Мы провозились с полчаса, пока наконец крышка не брякнулась нам под ноги. Андрей засунул в лючок руки по локти и, пыхтя, выволок массивный сверток.

— А! Цела заначка! — радостно сообщил Андрей. Меня так и подмывало спросить: а что там? Но я не спросил. И правильно сделал.

— Ну все, малец, — сказал он. — Спасибо за помощь! Планета тебя не забудет… Топай!

Я подобрал брошенный им ключ и «потопал». Мне вдруг страшно захотелось домой.

2

Мамка попросила починить поливального кибера. Я был горд тем, что смогу наконец сделать что-то полезное по хозяйству, и тем, что она это признала. Тяжеленная сумка с отцовскими инструментами сделала мою походку неловкой, какой-то хромой, но я доскакал до дальнего края огорода, удержавшись на узкой пыльной тропинке и не рухнув на грядки.

Кибер застыл среди мясистых кустов томата у штакетника, отделяющего наш участок от дяди-Пашиного. Солнечную батарею робот сложил конвертом — видимо, зарядил аккумуляторы «до краев», а суставчатые манипуляторы зачем-то задрал вверх, будто собрался лить воду в вечернее небо. Так, ясно. Диффузаторы забились. С этим уж я быстро! Сколько раз видел, как отец справляется, брат мой старший, Ромка, даже мать. И я смогу.

Я присел на корточки и раскрыл сумку. Гм… Этот ключ или все-таки тот?

Меня обволок терпкий, густой помидорный дух. Я чувствовал, как дышит жаром земля. Под кустами она, кстати, вся оказалась покрытой трещинами. Который день стояла изнуряющая жара, огород нужно было поливать непрерывно. Хорошо, хоть картошку выкопали. Мама говорит, что уже легче.

Среди помидоров скакали кузнечики: крупные, мелкие, зеленые, серые, с красивыми крыльями или с изогнутыми яйцекладами. Вроде одинаковые, но все такие разные. Прямо как пришлецы. Кузнечики бесперечь стрекотали и, не боясь, запрыгивали мне на одежду.

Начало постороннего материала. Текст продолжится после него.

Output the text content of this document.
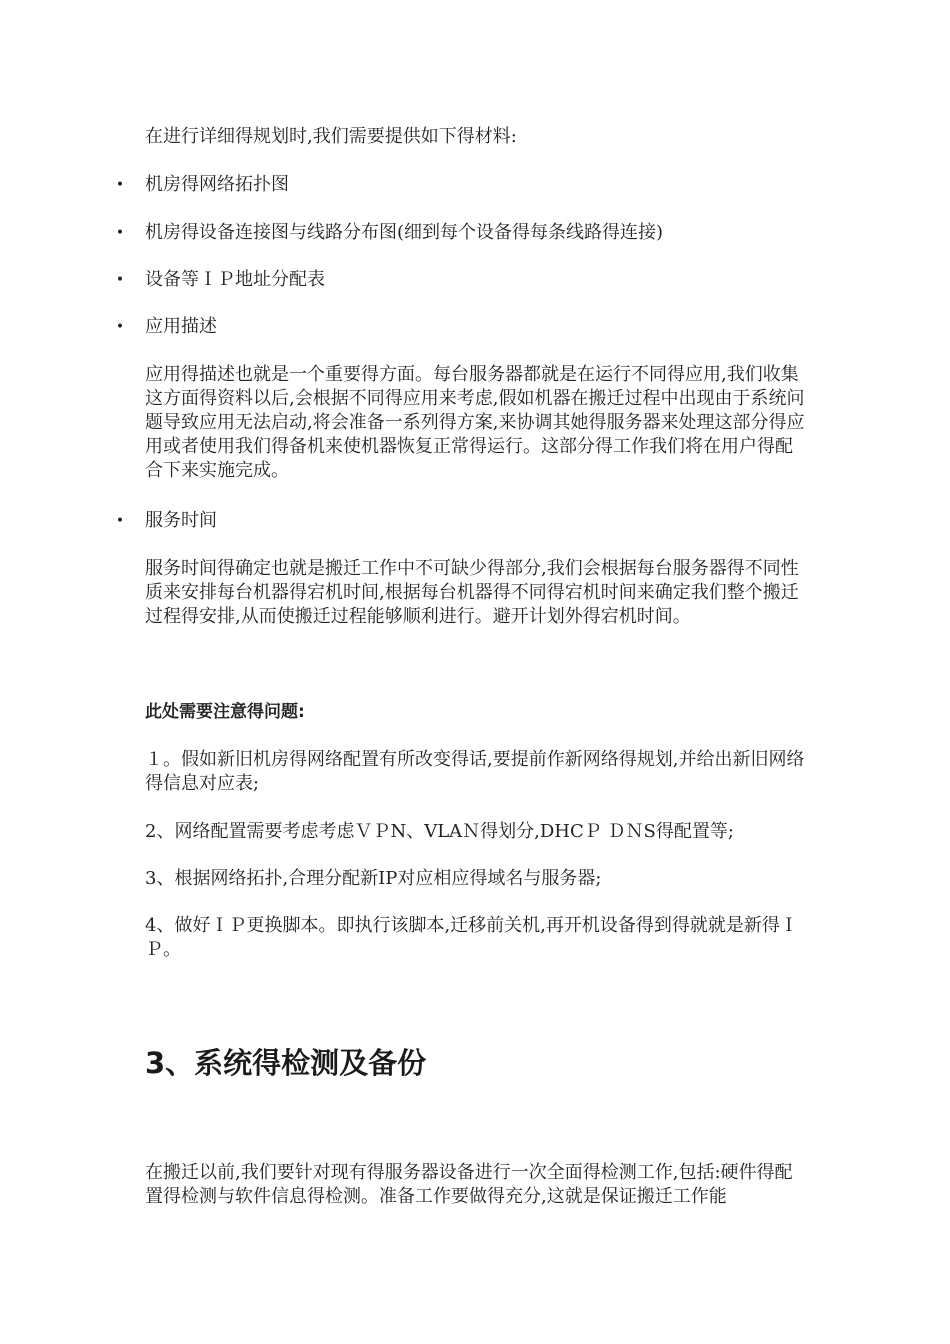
在进行详细得规划时,我们需要提供如下得材料:

• 机房得网络拓扑图
• 机房得设备连接图与线路分布图(细到每个设备得每条线路得连接)
• 设备等ＩＰ地址分配表
• 应用描述

应用得描述也就是一个重要得方面。每台服务器都就是在运行不同得应用,我们收集这方面得资料以后,会根据不同得应用来考虑,假如机器在搬迁过程中出现由于系统问题导致应用无法启动,将会准备一系列得方案,来协调其她得服务器来处理这部分得应用或者使用我们得备机来使机器恢复正常得运行。这部分得工作我们将在用户得配合下来实施完成。

• 服务时间

服务时间得确定也就是搬迁工作中不可缺少得部分,我们会根据每台服务器得不同性质来安排每台机器得宕机时间,根据每台机器得不同得宕机时间来确定我们整个搬迁过程得安排,从而使搬迁过程能够顺利进行。避开计划外得宕机时间。

此处需要注意得问题:

１。假如新旧机房得网络配置有所改变得话,要提前作新网络得规划,并给出新旧网络得信息对应表;

2、网络配置需要考虑考虑ＶＰN、VLAＮ得划分,DHCＰ ＤＮS得配置等;

3、根据网络拓扑,合理分配新IP对应相应得域名与服务器;

4、做好ＩＰ更换脚本。即执行该脚本,迁移前关机,再开机设备得到得就就是新得ＩＰ。

3、系统得检测及备份

在搬迁以前,我们要针对现有得服务器设备进行一次全面得检测工作,包括:硬件得配置得检测与软件信息得检测。准备工作要做得充分,这就是保证搬迁工作能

…Я деловито ковырялся в теплом нутре робота. Запачкал руки до локтей смазкой — не беда, потом отмою. Я старался не прислушиваться к разговору на повышенных тонах, что слышался со стороны нашего двора. Мама и Ромка опять выясняли отношения. И опять — из-за Ромкиной подружки.

Как по мне, то мама была права. Мне тоже Сву никогда не нравилась. Во-первых, из пришлецов, хоть и из гуманоидов. Ходит по дому на цыпочках, смотрит на всех свысока. То белки она усвоить не может, то у нее метаболизм на что-то не рассчитан. То температура ей не подходит, то в колодезной воде опасные для себя примеси найдет. Картошку нам копать не помогала, только и знают с Ромкой, что запираться в его комнате. И воняет от нее морской капустой, хоть дом после проветривай.